Начать решили снова с того края, где находилась «крысиная» пещера.

По проторенной тропке дошли быстро — буквально за несколько минут. Дыры и норы в стене уже не выглядели угрожающими. Пугает ведь только неизвестность. А они уже почти знали, чего, кого, и откуда тут можно ожидать.

— Ладно, вот она стена. — Роджер похлопал рукой по шершавой и покрытой чем-то вроде лишайника поверхности, махнул рукой, — Нам, стало быть, туда. Двигаемся медленно, смотрим под ноги, и по сторонам. Молчим. Если чего заметишь — похлопай меня по спине.

— Хорошо. — она даже не выступала, как наверняка сделала бы вчера, и Роджер подумал, что что-то не так. За один день — вернее, за одну ночь! — «необъяснимое раздражение» не проходит. Так что вариантов всего два. Или его девушка что-то задумала, или…

Вот именно: или — её кто-то…

Отчитал. И проинструктировал.

Ничего. Придёт время — и он всё узнает. А пока — за дело. Ему так и так нужно выяснить, что здесь и как.

И действительно ли его будущие дети смогут здесь жить.

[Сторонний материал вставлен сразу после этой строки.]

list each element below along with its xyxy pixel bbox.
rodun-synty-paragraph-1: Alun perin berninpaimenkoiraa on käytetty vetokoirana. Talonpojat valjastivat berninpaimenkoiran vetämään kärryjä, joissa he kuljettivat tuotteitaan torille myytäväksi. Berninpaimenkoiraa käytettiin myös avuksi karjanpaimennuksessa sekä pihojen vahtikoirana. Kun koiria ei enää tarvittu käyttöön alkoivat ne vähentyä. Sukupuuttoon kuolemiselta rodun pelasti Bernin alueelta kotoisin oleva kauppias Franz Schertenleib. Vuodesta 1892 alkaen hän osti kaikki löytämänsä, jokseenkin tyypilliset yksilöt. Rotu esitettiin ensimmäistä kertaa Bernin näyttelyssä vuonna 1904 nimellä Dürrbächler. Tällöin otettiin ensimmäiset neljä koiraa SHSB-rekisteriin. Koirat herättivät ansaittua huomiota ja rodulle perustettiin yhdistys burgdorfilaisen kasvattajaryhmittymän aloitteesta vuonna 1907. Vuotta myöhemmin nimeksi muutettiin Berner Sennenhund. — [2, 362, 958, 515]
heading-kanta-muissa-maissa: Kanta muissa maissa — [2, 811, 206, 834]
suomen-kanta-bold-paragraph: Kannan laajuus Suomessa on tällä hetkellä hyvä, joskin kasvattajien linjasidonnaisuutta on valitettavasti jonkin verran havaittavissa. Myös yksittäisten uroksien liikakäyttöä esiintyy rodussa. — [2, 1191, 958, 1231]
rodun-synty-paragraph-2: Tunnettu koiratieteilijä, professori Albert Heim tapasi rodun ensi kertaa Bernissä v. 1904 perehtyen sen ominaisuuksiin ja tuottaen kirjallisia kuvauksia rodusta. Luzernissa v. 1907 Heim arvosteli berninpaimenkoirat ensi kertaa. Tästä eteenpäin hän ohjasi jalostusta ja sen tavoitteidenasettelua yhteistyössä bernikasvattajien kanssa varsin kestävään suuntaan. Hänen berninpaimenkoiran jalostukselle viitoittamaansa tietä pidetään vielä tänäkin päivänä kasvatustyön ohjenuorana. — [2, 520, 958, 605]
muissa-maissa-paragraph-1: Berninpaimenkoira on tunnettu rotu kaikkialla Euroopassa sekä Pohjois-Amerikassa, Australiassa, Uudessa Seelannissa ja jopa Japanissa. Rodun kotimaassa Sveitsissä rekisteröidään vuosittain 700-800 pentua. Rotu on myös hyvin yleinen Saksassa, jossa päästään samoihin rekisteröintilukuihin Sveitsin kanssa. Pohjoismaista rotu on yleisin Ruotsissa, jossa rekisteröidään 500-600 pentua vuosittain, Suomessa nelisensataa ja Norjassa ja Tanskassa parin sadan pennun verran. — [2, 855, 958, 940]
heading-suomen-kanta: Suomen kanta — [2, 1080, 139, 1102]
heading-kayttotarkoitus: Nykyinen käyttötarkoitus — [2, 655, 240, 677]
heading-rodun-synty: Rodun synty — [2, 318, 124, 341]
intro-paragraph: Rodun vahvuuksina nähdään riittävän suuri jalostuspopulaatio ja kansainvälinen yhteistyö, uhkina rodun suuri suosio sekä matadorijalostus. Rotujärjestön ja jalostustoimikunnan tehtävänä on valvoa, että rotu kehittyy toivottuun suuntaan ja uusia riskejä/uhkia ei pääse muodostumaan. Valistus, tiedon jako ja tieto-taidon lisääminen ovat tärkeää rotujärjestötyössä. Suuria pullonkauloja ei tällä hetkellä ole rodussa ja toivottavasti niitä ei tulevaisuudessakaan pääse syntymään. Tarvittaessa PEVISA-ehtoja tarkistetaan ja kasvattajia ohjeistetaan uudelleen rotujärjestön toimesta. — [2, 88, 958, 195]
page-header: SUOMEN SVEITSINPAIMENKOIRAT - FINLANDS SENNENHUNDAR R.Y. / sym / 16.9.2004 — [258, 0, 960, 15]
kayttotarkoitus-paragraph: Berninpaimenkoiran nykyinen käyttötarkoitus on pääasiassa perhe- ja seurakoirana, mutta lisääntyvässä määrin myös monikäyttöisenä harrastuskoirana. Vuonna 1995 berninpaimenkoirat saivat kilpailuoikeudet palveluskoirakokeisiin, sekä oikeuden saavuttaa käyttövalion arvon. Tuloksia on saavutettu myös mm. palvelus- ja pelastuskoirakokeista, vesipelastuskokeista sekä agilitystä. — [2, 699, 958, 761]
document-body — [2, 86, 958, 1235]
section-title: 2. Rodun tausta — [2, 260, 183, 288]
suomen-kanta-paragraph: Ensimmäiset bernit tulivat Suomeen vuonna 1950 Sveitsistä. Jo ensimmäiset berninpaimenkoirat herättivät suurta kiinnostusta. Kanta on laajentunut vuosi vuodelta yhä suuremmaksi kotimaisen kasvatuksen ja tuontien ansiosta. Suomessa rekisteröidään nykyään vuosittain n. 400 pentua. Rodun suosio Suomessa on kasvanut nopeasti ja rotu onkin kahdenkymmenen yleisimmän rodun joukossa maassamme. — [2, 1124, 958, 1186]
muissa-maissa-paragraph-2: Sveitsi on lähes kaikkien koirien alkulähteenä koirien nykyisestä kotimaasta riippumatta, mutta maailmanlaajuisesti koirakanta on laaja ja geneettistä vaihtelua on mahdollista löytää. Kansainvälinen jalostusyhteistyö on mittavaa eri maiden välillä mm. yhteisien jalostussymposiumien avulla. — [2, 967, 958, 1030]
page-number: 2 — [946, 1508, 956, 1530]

Возле самой стены оказалось не так много торчащих стволов, как в глубине ямы, да и почва здесь оказалась как бы слегка повыше, чем в остальном пространстве ямы. Роджер объяснил это себе как результат действия водных потоков, стекавших по стенам, и отсутствию смываемого ими в центр ямы плодородного слоя: они с Пенелопой шли сейчас почти по голым камням, иногда даже приходилось придерживаться рукой за саму стену, чтоб не грохнуться на осклизлых серо-белых обломках, не то вывалившихся из стены, не то — появившихся во время процессов, благодаря которым этот изолят и возник.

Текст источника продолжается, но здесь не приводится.